Last fall, we went on a humanitarian work trip to Mexico. We were helping with construction for a retreat center. David and I were working on a project together and having a great time, but the 3rd night I got REALLY sick. I was up all night unable to keep any liquids down. Finally, early the next afternoon I was able to keep some water and Dramamine down, but I was far too weak to do anything except sleep. I remember the guilt I felt lying in bed listening to the sounds of construction right outside my window. Thanks to the Dramamine and water, I was able to sleep. I awoke to what I thought was David shaking the bed to wake me up. It took me only a few more seconds to realize that more than just the bed was shaking. It was an earthquake. I remembered from a conversation the night before that the thing to do was to get out of the house. I stumbled out of bed with the floor waving under me so dizzy, nauseous, and drowsy that I could hardly stand and fell into the door frame. I had to make it down a flight of winding stairs before I could make it outside to safety. I remember running down the stairs, unable to see straight watching the stairs moving and praying that God would make my feet and the stairs match just for a moment. I stumbled to the bottom of the stairs into the arms of our host and my husband. They came back for me. We all made it outside and I just sat shaking in David’s arms as the ground moved, trees bent, and the house rocked back and forth. As things began to still, the realization dawned. When I was at my absolute worst… smelly, sick, and unable to help anyone else… my husband ran back into a potentially crumbling building for me. He risked his life coming back in the house, not because I had earned it or was useful in that moment, but because he saw my value even at my worst.

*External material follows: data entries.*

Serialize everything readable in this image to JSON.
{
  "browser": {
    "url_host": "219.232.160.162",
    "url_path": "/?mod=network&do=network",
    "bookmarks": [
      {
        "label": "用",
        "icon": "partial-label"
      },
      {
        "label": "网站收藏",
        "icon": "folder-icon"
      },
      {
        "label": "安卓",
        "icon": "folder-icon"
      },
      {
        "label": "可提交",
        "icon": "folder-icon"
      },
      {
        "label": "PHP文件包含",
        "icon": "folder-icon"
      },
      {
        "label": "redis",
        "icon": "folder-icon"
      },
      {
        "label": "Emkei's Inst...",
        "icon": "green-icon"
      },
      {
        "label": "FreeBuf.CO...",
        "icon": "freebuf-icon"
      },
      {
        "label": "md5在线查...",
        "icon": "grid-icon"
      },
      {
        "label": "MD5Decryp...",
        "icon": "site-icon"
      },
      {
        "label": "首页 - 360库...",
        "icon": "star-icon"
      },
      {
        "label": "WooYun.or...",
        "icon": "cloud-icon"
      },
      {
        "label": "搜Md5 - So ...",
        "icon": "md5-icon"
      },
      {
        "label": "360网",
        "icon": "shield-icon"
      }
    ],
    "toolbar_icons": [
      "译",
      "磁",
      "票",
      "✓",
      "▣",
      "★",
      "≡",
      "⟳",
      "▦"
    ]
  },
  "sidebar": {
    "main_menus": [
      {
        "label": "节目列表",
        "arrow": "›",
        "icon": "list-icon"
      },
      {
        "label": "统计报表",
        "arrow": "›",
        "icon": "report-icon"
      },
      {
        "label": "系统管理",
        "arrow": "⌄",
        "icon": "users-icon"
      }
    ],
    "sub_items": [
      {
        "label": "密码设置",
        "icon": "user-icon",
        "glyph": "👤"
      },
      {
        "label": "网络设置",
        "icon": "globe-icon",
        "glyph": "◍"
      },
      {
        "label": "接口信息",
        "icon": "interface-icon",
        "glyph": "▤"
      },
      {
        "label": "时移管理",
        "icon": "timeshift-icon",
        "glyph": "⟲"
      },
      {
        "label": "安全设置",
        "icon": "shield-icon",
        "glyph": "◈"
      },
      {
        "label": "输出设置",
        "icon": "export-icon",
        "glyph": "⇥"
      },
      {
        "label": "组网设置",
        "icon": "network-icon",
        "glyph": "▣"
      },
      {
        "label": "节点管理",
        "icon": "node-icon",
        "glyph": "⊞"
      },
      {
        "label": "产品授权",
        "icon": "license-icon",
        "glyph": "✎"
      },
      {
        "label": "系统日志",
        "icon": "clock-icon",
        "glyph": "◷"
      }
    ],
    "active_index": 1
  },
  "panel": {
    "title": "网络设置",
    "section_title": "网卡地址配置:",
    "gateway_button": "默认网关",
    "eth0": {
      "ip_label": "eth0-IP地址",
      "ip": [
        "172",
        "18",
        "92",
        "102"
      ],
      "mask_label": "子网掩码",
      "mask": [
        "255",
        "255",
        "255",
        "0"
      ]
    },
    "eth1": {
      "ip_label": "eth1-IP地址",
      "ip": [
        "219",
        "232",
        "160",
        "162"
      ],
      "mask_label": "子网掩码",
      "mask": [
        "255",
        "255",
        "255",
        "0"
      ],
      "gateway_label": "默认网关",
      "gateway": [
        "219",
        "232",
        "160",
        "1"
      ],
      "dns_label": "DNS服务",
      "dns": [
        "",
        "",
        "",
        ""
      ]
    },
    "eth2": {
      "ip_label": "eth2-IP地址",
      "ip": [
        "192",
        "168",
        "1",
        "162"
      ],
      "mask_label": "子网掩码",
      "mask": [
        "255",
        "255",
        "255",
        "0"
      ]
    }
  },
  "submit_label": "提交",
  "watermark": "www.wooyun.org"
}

I can’t say that I don’t still tie my worth and usefulness together. I think this will be a life long journey, but something shifted in me that day so now I can trust that my husband will be there no matter what, even when I am completely useless. This new level of trust has brought peace and understanding as I apply the same concept to how my family sees me, my boss, but most importantly… how God sees me. He chose to create me, and he loves his creation. He has chosen me to do some amazing things for Him, but His love and my worth are not based on how well I do things; His love is unconditional. Living out of this place of trust changes my everyday life and allows me to live out of a place of joy. It just took a 7.1 earthquake to show me that.

I know that this was a moment where my worldview shifted, beliefs took root, and from that moment on I was different. I still struggle with believing that I am loved for just being me, but this earth-shaking moment gives me something to hold onto, and every day I get closer to fully owning who I am outside of what I can do for others. Slowly, with the help of other people, self-talk, and holding on to God’s Truths, I’m rediscovering where I end, and others begin.

Comments

Sarah said…
Good journal Sarah. You didn't need to change much, as you wrote pretty vividly in the original. Good stuff!